I've asked once already politely to stop this practice as it wastes a
lot of Internet resources, including disk space on local nodes.  Some
people even have to pay by the amount of data transmitted from Internet
to their non-Unix accounts.  What is so difficult about including only
few lines of original messages?  That is normally enough to remind
someone what you are responding to.  What's the point of including a
100-line message with 5 lines of response to it?  Why should Hugh
archive so much more message traffic than it's necessary?

So for crying out loud ...  let's be more considerate!

Thanks,
Joe Pannon
+ - Health Care (mind) VÁLASZ  Feladó: (cikkei)

On Wednesday, November 23, 1994, the NYT published a lengthy overview of
the state of health care in the former satellites under the heading,
"East Europe Health Care, Out of Cash, Has Relapse" by Jane Perlez.
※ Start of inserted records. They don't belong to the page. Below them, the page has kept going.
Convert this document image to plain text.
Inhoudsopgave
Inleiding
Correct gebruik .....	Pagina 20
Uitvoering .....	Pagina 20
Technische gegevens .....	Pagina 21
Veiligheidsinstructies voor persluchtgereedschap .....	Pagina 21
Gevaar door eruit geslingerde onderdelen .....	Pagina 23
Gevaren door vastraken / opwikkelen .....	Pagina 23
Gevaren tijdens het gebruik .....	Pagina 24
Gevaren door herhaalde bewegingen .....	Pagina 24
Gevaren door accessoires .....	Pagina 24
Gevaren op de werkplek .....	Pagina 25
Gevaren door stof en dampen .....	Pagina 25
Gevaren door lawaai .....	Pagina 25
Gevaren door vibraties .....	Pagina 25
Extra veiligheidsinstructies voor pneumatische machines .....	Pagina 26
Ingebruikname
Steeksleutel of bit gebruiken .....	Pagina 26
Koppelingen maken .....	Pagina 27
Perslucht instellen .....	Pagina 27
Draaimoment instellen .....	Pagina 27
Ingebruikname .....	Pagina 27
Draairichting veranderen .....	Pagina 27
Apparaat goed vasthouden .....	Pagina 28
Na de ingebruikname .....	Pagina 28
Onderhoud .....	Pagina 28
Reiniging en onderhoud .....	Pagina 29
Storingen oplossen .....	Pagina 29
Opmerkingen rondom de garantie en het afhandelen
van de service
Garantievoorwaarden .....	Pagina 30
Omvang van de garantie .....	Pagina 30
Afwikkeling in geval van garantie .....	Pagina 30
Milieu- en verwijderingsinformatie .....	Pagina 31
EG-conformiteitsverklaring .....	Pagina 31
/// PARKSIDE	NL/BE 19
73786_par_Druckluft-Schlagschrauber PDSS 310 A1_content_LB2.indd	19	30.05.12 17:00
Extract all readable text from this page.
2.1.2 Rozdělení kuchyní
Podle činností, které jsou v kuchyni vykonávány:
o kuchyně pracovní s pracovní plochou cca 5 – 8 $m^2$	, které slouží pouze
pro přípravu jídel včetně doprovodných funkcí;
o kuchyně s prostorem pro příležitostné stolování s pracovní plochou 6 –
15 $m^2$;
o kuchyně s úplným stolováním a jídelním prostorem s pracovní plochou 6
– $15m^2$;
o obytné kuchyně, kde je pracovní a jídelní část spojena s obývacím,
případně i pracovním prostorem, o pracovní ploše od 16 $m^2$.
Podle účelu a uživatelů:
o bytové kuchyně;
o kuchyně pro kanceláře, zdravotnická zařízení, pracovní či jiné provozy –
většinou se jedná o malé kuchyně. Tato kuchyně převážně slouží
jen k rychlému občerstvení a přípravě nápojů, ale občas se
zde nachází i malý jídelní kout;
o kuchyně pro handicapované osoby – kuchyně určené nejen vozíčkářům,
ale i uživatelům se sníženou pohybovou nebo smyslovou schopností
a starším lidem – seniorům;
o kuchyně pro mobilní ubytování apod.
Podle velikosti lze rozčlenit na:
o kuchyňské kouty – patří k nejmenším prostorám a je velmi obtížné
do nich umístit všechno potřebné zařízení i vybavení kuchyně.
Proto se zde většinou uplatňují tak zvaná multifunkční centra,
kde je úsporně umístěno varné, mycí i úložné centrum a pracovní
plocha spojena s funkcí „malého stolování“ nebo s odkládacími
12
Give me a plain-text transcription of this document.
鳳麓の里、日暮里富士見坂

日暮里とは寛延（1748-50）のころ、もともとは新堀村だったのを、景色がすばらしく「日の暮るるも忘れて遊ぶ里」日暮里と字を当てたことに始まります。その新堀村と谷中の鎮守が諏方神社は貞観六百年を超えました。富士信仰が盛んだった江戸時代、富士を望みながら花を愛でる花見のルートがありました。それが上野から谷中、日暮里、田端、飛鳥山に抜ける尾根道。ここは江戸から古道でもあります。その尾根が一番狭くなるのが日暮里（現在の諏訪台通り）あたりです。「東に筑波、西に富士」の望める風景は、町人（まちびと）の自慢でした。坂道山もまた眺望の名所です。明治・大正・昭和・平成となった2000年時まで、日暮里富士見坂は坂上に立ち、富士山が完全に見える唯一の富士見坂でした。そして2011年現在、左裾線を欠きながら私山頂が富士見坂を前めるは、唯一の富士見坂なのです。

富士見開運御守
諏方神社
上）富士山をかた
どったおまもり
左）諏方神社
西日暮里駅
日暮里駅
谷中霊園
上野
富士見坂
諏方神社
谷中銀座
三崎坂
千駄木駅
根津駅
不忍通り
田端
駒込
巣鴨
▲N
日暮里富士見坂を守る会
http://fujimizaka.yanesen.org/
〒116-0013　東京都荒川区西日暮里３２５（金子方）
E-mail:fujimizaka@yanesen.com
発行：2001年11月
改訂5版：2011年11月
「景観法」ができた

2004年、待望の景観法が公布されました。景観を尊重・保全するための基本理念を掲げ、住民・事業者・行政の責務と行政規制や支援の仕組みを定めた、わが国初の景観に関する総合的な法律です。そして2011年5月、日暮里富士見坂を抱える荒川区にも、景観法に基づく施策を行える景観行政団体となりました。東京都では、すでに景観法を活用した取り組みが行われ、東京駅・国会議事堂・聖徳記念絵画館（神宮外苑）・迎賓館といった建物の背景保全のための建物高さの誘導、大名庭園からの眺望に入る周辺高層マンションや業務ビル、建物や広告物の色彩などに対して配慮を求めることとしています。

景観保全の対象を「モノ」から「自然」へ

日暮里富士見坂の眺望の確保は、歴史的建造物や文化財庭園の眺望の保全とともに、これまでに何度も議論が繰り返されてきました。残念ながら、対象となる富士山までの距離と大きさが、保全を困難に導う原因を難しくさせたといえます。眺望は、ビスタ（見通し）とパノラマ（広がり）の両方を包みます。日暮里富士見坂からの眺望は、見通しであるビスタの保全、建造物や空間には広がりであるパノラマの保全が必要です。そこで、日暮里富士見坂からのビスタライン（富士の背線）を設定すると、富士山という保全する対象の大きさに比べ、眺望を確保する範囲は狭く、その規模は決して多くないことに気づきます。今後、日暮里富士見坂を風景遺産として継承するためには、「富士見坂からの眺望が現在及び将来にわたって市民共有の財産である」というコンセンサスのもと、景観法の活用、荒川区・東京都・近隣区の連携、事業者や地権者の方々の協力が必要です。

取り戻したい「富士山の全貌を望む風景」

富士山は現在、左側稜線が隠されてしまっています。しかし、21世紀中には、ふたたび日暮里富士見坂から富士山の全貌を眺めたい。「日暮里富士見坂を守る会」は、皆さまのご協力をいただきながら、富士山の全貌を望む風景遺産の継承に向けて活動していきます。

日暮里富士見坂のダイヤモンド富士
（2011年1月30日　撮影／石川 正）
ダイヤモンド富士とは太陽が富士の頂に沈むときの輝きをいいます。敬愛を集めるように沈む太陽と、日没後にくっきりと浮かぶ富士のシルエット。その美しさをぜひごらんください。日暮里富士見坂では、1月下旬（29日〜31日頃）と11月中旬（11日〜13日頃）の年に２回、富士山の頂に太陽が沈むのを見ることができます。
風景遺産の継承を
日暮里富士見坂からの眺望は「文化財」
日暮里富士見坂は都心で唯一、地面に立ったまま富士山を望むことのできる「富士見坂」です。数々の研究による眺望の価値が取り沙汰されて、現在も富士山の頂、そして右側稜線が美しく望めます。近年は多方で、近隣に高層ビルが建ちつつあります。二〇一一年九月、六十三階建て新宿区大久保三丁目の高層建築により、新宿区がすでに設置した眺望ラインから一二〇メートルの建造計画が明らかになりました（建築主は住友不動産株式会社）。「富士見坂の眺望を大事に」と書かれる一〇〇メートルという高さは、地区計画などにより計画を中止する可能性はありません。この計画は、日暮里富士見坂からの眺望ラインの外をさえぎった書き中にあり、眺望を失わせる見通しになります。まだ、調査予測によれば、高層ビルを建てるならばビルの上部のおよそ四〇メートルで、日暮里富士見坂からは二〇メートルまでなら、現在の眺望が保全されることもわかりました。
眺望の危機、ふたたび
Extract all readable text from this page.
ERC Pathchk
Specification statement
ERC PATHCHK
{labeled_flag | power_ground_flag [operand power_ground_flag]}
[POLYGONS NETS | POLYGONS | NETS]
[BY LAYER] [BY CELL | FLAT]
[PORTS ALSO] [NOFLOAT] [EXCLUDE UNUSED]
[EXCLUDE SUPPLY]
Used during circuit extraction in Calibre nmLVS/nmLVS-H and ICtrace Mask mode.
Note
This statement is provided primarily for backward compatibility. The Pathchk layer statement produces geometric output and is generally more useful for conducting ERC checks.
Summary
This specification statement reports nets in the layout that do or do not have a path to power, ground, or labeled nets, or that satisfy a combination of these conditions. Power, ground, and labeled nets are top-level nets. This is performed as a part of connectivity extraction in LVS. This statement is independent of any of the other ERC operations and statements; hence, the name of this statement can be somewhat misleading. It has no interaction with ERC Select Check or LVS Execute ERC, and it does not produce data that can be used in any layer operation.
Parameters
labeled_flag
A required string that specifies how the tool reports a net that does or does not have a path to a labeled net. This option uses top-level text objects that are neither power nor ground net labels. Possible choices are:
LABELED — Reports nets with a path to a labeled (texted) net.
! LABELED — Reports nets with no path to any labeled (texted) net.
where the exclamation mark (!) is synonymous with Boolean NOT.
The article cites a Unicef survey and the World Bank report on the
same subject by Alexander S. Preker who also paints a rather bleak
picture.

Some highlights:

"It is not the very young or the old who appear to have suffered the most
from the creaking health systems but working men between the ages of 20
and 59. The death rate among men, suffering from cardiovascular problems
and cancers, has soared in all countries covered by the Unicef report,
which included Russia and Ukraine, except in the Czech Republic and
Slovakia.

Bribery by patients to doctors and nurses to provide care was
commonplace under the Communists, but has become even more pervasive in
some countries as state-run medical institutions pay doctors less than
bus drivers.

Also....in Romania, relatives of patients bring food and even basic
medical equipment to the hospital. In some cases, surgeons are given
under-the-table payments to operate. Liliana Miron, a 27 year-old social
worker in Constanta, said her family had to come up with the equivalent
of about $115 in unofficial payments for a neurosurgeon in Bucharest to
operate on her father. The figure is about twice the surgeon's monthly
salary from the Government. "If we didn't bribe, the doctor wouldn't
operate," Ms Miron said, adding that the family provided medicine and
syringes."

_________________

Somewhat removed from statistics, but with health care in Hungary as a
backdrop, the gifted writer Peter Esterhazy has written a poignant
novel on the death of his mother. Its English title is "Helping Verbs of
the Heart" and was published by Grove Weidenfeld, New York, 1991.